Quien vaya a tener la suerte de disfrutar este verano de algunos días de vacaciones comprobará que los archifamosos palos adosados a los móviles se han convertido en imprescindibles compañeros de viaje para buena parte de la población, que con tan socorrido invento inmortaliza momentos de su vida cotidiana sin tener que pedir a un tercero el favor de que les enfoque y apriete el consabido botón.

Este acto de autofotografiarse con cualquier excusa (comer una pizza, comprar una prenda de ropa, tomar un mojito, visitar un monumento, darse un chapuzón?) es, de un tiempo a esta parte, la más recurrente actividad de moda para millones de ciudadanos planetarios. Debe ser por eso que el anglicismo selfie no alude solamente a los autorretratos en sí, sino también a los individuos obsesionados con compartirlos en las redes sociales. Y es que todo parece indicar que quienes publican su imagen de un modo desmedido (incluso, compulsivo) suelen establecer relaciones más bien superficiales y abonarse a un concepto de intimidad, como mínimo, discutible. Precisamente es esta última particularidad la que nos aleja a los primates analógicos como una servidora, acostumbrada desde la cuna al trato cara a cara, de esta práctica tan en boga. Sin embargo, no faltan expertos que indican que para los nativos digitales nacidos a partir de 1980, amistad e intimidad no implican necesariamente presencia física. Ahí lo dejo.

Aunque yo no sea partidaria de inmortalizarme demasiado a menudo, estoy dispuesta a admitir que tomarse fotos a uno mismo puede resultar hasta divertido, siempre y cuando no se haga cada diez minutos y en todas las poses y escenarios posibles para después, a la velocidad del rayo, colgarlas en el limbo tecnológico. No en vano, Facebook y Twitter han sido las grandes promotoras de esta tendencia, cuya motivación va desde el entretenimiento más inocente a la exhibición de logros para provocar la envidia del prójimo o al loable deseo de compartir momentos felices con el resto de la especie humana. Sea como fuere, opino que detrás de estas exposiciones excesivas se esconden algunas personalidades compatibles con perfiles o modelos de baja autoestima.

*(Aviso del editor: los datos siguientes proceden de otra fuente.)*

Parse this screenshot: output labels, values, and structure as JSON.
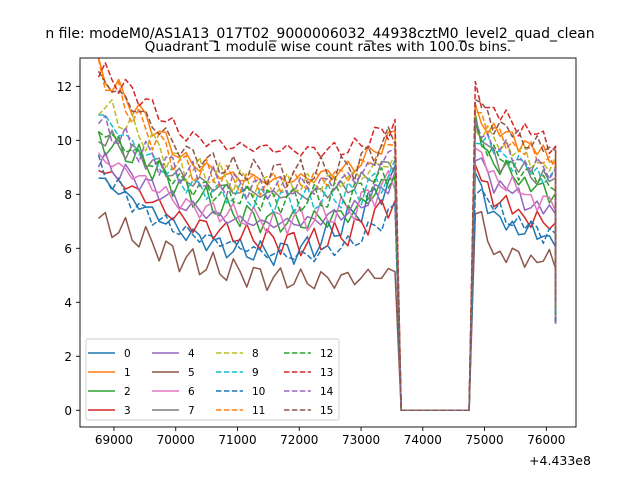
{
  "chart_data": {
    "type": "line",
    "suptitle": "n file: modeM0/AS1A13_017T02_9000006032_44938cztM0_level2_quad_clean",
    "title": "Quadrant 1 module wise count rates with 100.0s bins.",
    "offset_text": "+4.433e8",
    "xlim": [
      68450,
      76480
    ],
    "ylim": [
      -0.62,
      13.05
    ],
    "xticks": [
      69000,
      70000,
      71000,
      72000,
      73000,
      74000,
      75000,
      76000
    ],
    "xtick_labels": [
      "69000",
      "70000",
      "71000",
      "72000",
      "73000",
      "74000",
      "75000",
      "76000"
    ],
    "yticks": [
      0,
      2,
      4,
      6,
      8,
      10,
      12
    ],
    "ytick_labels": [
      "0",
      "2",
      "4",
      "6",
      "8",
      "10",
      "12"
    ],
    "legend_location": "lower-left",
    "legend_columns": 4,
    "x_segments": [
      [
        68750,
        73550
      ],
      [
        73650,
        74750
      ],
      [
        74850,
        76150
      ]
    ],
    "series": [
      {
        "name": "0",
        "color": "#1f77b4",
        "dash": "solid",
        "seg1": [
          8.6,
          7.6,
          6.6,
          6.0,
          5.8,
          6.0,
          7.2,
          8.6
        ],
        "seg3": [
          8.8,
          7.0,
          6.8,
          6.5,
          6.4
        ]
      },
      {
        "name": "1",
        "color": "#ff7f0e",
        "dash": "solid",
        "seg1": [
          12.6,
          11.0,
          9.3,
          8.7,
          8.5,
          8.6,
          9.0,
          10.2
        ],
        "seg3": [
          11.0,
          10.3,
          10.1,
          9.6,
          9.4
        ]
      },
      {
        "name": "2",
        "color": "#2ca02c",
        "dash": "solid",
        "seg1": [
          10.0,
          9.3,
          8.2,
          7.4,
          7.0,
          7.0,
          7.3,
          8.8
        ],
        "seg3": [
          10.6,
          9.0,
          8.7,
          8.2,
          8.0
        ]
      },
      {
        "name": "3",
        "color": "#d62728",
        "dash": "solid",
        "seg1": [
          9.0,
          8.0,
          7.0,
          6.6,
          6.3,
          6.2,
          6.6,
          7.8
        ],
        "seg3": [
          9.0,
          7.8,
          7.4,
          7.0,
          6.8
        ]
      },
      {
        "name": "4",
        "color": "#9467bd",
        "dash": "solid",
        "seg1": [
          9.2,
          8.5,
          7.6,
          7.1,
          6.9,
          7.0,
          7.4,
          8.6
        ],
        "seg3": [
          9.4,
          8.4,
          8.0,
          7.5,
          7.3
        ]
      },
      {
        "name": "5",
        "color": "#8c564b",
        "dash": "solid",
        "seg1": [
          7.0,
          6.4,
          5.6,
          5.2,
          4.9,
          4.8,
          4.9,
          5.1
        ],
        "seg3": [
          7.4,
          5.8,
          5.7,
          5.6,
          5.5
        ]
      },
      {
        "name": "6",
        "color": "#e377c2",
        "dash": "solid",
        "seg1": [
          9.4,
          8.6,
          7.6,
          7.3,
          7.0,
          7.1,
          7.5,
          8.6
        ],
        "seg3": [
          9.6,
          8.6,
          8.2,
          7.8,
          7.6
        ]
      },
      {
        "name": "7",
        "color": "#7f7f7f",
        "dash": "solid",
        "seg1": [
          10.2,
          9.4,
          8.6,
          8.2,
          8.0,
          8.0,
          8.3,
          9.2
        ],
        "seg3": [
          10.4,
          9.3,
          9.0,
          8.7,
          8.5
        ]
      },
      {
        "name": "8",
        "color": "#bcbd22",
        "dash": "dashed",
        "seg1": [
          11.4,
          10.2,
          9.0,
          8.6,
          8.3,
          8.4,
          8.6,
          9.3
        ],
        "seg3": [
          10.4,
          10.0,
          9.6,
          9.2,
          9.0
        ]
      },
      {
        "name": "9",
        "color": "#17becf",
        "dash": "dashed",
        "seg1": [
          11.0,
          9.6,
          8.4,
          8.0,
          7.8,
          7.8,
          8.0,
          8.8
        ],
        "seg3": [
          10.2,
          9.6,
          9.2,
          8.8,
          8.6
        ]
      },
      {
        "name": "10",
        "color": "#1f77b4",
        "dash": "dashed",
        "seg1": [
          9.0,
          7.4,
          6.6,
          6.2,
          5.8,
          5.7,
          6.2,
          7.4
        ],
        "seg3": [
          8.4,
          7.4,
          7.0,
          6.7,
          6.5
        ]
      },
      {
        "name": "11",
        "color": "#ff7f0e",
        "dash": "dashed",
        "seg1": [
          12.6,
          10.6,
          9.0,
          8.6,
          8.4,
          8.5,
          8.8,
          10.0
        ],
        "seg3": [
          11.2,
          10.2,
          9.8,
          9.4,
          9.2
        ]
      },
      {
        "name": "12",
        "color": "#2ca02c",
        "dash": "dashed",
        "seg1": [
          10.4,
          9.4,
          8.4,
          8.0,
          7.8,
          7.8,
          8.0,
          8.8
        ],
        "seg3": [
          10.4,
          9.4,
          9.0,
          8.6,
          8.4
        ]
      },
      {
        "name": "13",
        "color": "#d62728",
        "dash": "dashed",
        "seg1": [
          12.6,
          11.6,
          10.2,
          9.8,
          9.7,
          9.6,
          9.7,
          10.6
        ],
        "seg3": [
          11.8,
          11.0,
          10.6,
          10.2,
          9.8
        ]
      },
      {
        "name": "14",
        "color": "#9467bd",
        "dash": "dashed",
        "seg1": [
          10.6,
          9.6,
          8.8,
          8.4,
          8.2,
          8.3,
          8.6,
          9.6
        ],
        "seg3": [
          10.6,
          9.8,
          9.4,
          9.0,
          8.8
        ]
      },
      {
        "name": "15",
        "color": "#8c564b",
        "dash": "dashed",
        "seg1": [
          12.4,
          11.0,
          9.6,
          9.0,
          8.8,
          8.8,
          9.0,
          10.2
        ],
        "seg3": [
          11.6,
          10.6,
          10.2,
          9.8,
          9.6
        ]
      }
    ]
  }
}
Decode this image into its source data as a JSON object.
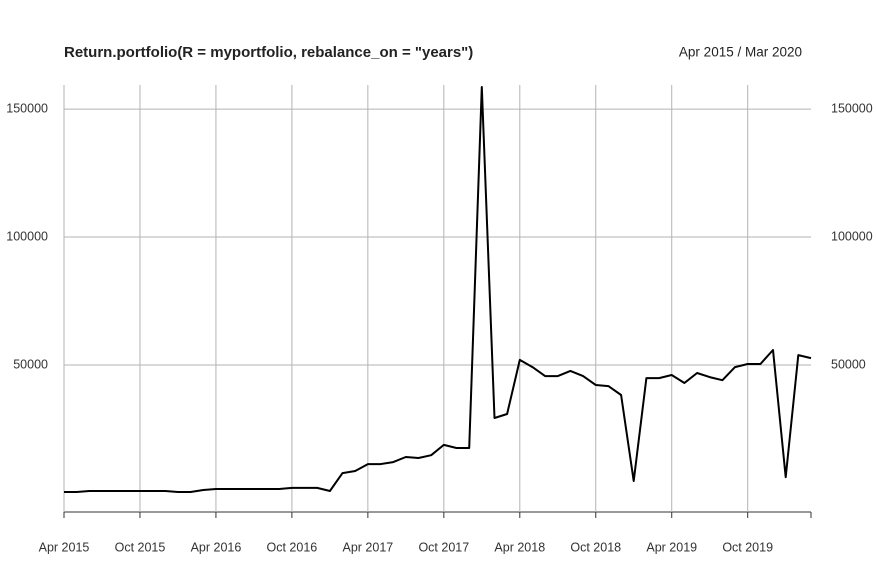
{
  "chart_data": {
    "type": "line",
    "title": "Return.portfolio(R = myportfolio, rebalance_on = \"years\")",
    "subtitle": "Apr 2015 / Mar 2020",
    "categories": [
      "Apr 2015",
      null,
      null,
      null,
      null,
      null,
      "Oct 2015",
      null,
      null,
      null,
      null,
      null,
      "Apr 2016",
      null,
      null,
      null,
      null,
      null,
      "Oct 2016",
      null,
      null,
      null,
      null,
      null,
      "Apr 2017",
      null,
      null,
      null,
      null,
      null,
      "Oct 2017",
      null,
      null,
      null,
      null,
      null,
      "Apr 2018",
      null,
      null,
      null,
      null,
      null,
      "Oct 2018",
      null,
      null,
      null,
      null,
      null,
      "Apr 2019",
      null,
      null,
      null,
      null,
      null,
      "Oct 2019",
      null,
      null,
      null,
      null,
      null
    ],
    "values": [
      400,
      400,
      800,
      800,
      800,
      800,
      800,
      800,
      800,
      400,
      400,
      1200,
      1600,
      1600,
      1600,
      1600,
      1600,
      1600,
      2000,
      2000,
      2000,
      800,
      7800,
      8600,
      11300,
      11300,
      12100,
      14100,
      13700,
      14800,
      18800,
      17600,
      17600,
      158600,
      29300,
      30900,
      52000,
      49200,
      45700,
      45700,
      47700,
      45700,
      42200,
      41800,
      38300,
      4700,
      44900,
      44900,
      46100,
      43000,
      46900,
      45300,
      44100,
      49200,
      50400,
      50400,
      55900,
      6200,
      53900,
      52700
    ],
    "color": "#000000",
    "ylim": [
      -7400,
      159400
    ],
    "yticks": [
      50000,
      100000,
      150000
    ],
    "grid": true
  }
}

En el primer grupo suelen encajar hombres y mujeres con un elevado concepto de su persona, pagados de sí mismos y escasamente tolerantes a las críticas negativas, por nimias que estas sean. Su máxima preocupación gira en torno al número de "me gusta" o de retweets que obtendrán sus instantáneas. Si, además, anotan en su haber varios comentarios favorables de sus supuestos admiradores, su nivel de popularidad crecerá como la espuma y ya estarán en condiciones de lucir una identidad alternativa, retroalimentada y validada por jurados ajenos que poco o nada conocen de su auténtico yo.

Por lo que se refiere al segundo bloque, la sobredosis de imágenes puede indicar un grado de autoestima bastante bajo, a la par que una notable necesidad de autoafirmación. Son seres que se hallan en un búsqueda perpetua de la aceptación de los demás. Más aún, de su aprobación, sin ser conscientes del riesgo de que su afición llegue a convertirse en adicción. De hecho, no pocos especialistas en Psicología identifican algunas señales de alarma como antesala de una serie de patologías severas, entre ellas el trastorno obsesivo-compulsivo y la depresión.

Como sucede en casi todos los órdenes de la vida, en el medio suele estar la virtud y este concreto ámbito no es ninguna excepción. Tratar de potenciar nuestro lado más atractivo (exterior, pero también interior) es comprensible y hasta recomendable. Recibir el reconocimiento ajeno puede incluso suponer una inyección de energía positiva en un momento dado y servir para superar un bache existencial. Palabras amables nunca sobran, particularmente si son sinceras. Pero de ahí a vivir en permanente estado de revista o de cara a la galería, se crea un abismo de superficialidad al que, por pura lógica, no conviene asomarse.